The flourishing Costa Rica botanical garden showcases more than 2,000 species of exotic tropical plants from around the globe in its 11 gardens on seven hectares (17.3 acres). The popular Costa Rica tourist attraction is located in Costa Rica’s Central Valley in the artisan town of Sarchi, just north of the main town center.
Visitors can stroll two kilometers of trails through the beautiful gardens; more than 40% of the gardens are wheelchair accessible with ramps and sidewalks. There is a large diversity of tropical plants, from very rare plants to tall palms, succulents, orchids and trees filled with flowers and fragrance. Plants originate from Costa Rica, Guyana, New Zealand, Madagascar, Japan, the Bahamas, Java, Brazil, India, and Korea.
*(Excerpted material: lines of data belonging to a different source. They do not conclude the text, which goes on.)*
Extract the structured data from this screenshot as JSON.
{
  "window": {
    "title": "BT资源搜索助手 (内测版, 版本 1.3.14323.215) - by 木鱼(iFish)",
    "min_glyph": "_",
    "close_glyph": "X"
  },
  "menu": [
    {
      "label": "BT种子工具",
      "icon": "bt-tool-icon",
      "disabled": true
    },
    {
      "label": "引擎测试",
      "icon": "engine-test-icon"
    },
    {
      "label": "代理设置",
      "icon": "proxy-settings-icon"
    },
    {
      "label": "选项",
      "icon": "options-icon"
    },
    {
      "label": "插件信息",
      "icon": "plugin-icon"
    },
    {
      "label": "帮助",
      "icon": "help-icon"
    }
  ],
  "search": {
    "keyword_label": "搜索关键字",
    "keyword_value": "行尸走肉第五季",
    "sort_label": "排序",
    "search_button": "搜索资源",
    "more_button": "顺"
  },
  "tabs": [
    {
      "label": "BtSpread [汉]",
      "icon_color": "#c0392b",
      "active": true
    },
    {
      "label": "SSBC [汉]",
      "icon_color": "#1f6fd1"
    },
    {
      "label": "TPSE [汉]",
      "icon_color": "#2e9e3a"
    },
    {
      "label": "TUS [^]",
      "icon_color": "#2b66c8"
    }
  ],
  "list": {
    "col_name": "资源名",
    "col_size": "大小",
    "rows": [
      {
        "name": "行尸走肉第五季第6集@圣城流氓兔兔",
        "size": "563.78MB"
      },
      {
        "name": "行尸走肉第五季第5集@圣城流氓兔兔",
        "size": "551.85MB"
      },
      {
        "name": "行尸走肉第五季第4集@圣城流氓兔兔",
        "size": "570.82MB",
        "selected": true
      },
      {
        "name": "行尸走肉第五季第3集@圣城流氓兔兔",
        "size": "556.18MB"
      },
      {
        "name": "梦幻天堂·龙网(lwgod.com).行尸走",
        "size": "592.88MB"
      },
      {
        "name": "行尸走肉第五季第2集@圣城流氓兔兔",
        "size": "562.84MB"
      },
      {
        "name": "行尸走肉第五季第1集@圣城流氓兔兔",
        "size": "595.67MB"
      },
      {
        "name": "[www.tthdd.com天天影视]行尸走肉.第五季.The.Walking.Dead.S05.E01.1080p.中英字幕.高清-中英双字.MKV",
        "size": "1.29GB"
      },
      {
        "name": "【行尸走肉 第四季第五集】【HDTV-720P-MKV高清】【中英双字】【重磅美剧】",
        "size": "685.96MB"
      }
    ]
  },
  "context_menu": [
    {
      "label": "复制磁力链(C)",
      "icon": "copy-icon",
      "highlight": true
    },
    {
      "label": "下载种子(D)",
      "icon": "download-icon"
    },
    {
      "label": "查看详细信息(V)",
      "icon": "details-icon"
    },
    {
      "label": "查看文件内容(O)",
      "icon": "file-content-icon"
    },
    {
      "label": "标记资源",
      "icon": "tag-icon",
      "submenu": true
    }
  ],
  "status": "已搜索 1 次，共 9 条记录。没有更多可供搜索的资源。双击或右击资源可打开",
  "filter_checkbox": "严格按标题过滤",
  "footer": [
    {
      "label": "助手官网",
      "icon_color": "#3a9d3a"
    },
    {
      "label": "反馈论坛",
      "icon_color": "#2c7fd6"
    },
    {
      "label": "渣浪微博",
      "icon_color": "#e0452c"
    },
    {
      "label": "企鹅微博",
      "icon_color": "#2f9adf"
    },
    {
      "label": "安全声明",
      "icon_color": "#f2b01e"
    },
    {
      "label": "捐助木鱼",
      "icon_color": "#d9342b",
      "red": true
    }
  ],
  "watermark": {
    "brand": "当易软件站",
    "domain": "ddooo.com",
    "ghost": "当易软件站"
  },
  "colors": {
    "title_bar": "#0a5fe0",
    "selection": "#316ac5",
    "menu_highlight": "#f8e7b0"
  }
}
There is a succulents garden, a topiary labyrinth of hibiscus, a palm garden, an orchid garden, a selection of hardwood trees in danger of extinction, a garden of bromeliads that provide watery homes for frogs and flowers for hummingbirds, and a collection of Zingiberales with heliconias, Calateas, Bananas and Gingers. An orchard of fruit trees and bushes produces Malay apples, blackberries, mangoes, guavas and more – visitors are permitted to pick the organic fruit and eat it. There is a large playground for children, and many ponds with aquatic plants. The River Trojas, flowing along one side of the property, adds the refreshing sound of running water. There are labels for each plant and tree giving scientific and common names.
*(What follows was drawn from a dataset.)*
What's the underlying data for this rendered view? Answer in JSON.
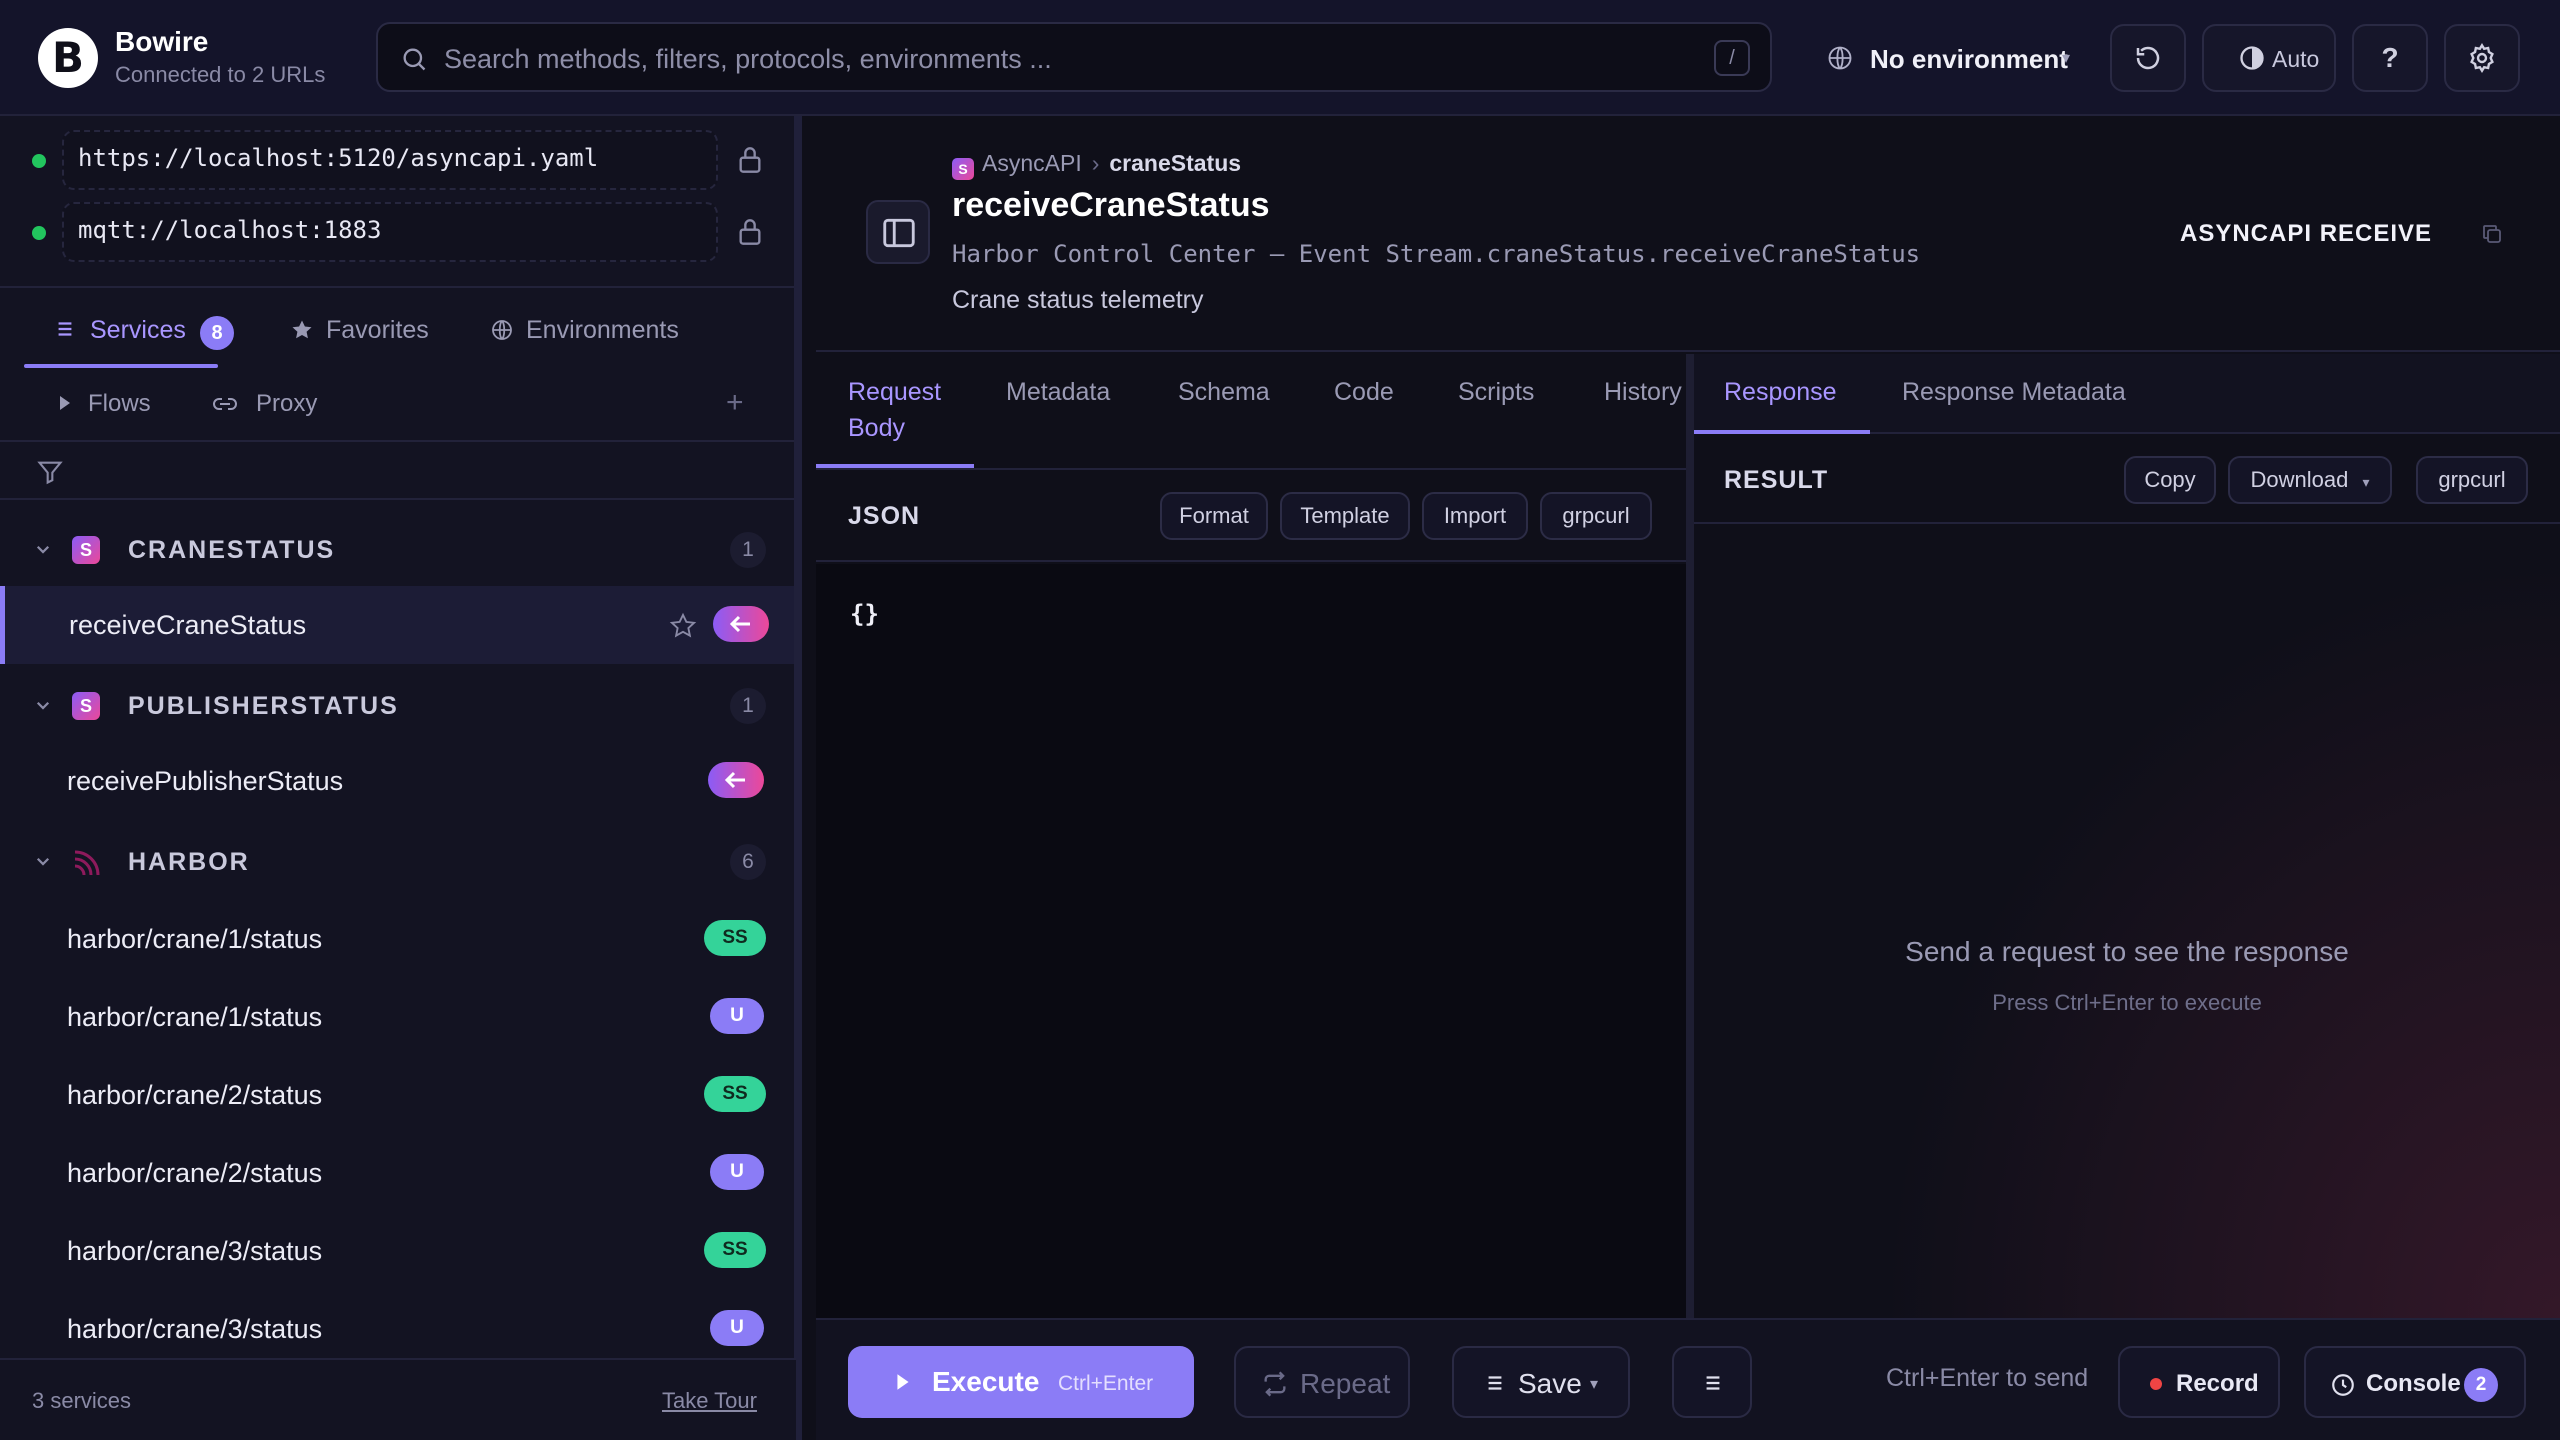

The botanic garden has an educational nursery greenhouse and holds events such as workshops, dance performances, art exhibitions, small open-air concerts, and weddings.
Who is Else Kientzler?
Else Hick Kientzler was born in Germany, and at the age of 19 began working in 1943 in the Kientzler nursery in Bad Kreuznach in the Rhineland region of southwest Germany. She fell in love with the nursery owner’s son, Ludwig Kientzler Jr., and they married in 1945. They continued working in the nursery while creating their own family with three children. When her husband suddenly died in 1960, Else had to take over running the nursery with her widowed mother-in-law. They eventually moved the successful nursery to Gensingen, Germany, where the headquarters of the Kientzler group of companies is now located.
The family company opened Innovaplant in Sarchi, Costa Rica in 1994. The agro-business exports ornamental plants around the world, and is a subsidiary of the Kientzler floriculture companies in Germany. Else Kientzler’s son, Ludwig Kientzler III, created the Costa Rica botanic garden for education and environmental conservation. When it opened on July 27, 2006, Ludwig dedicated the garden to his mother in recognition of her work. Else Kientzler passed away on Mar. 26, 2010.
The Else Kientzler Botanic Garden is open every day from 8:00 a.m. to 4:00 p.m. Guided walks are available in English, Spanish and German with advance reservations, or you can go on a self-guided tour.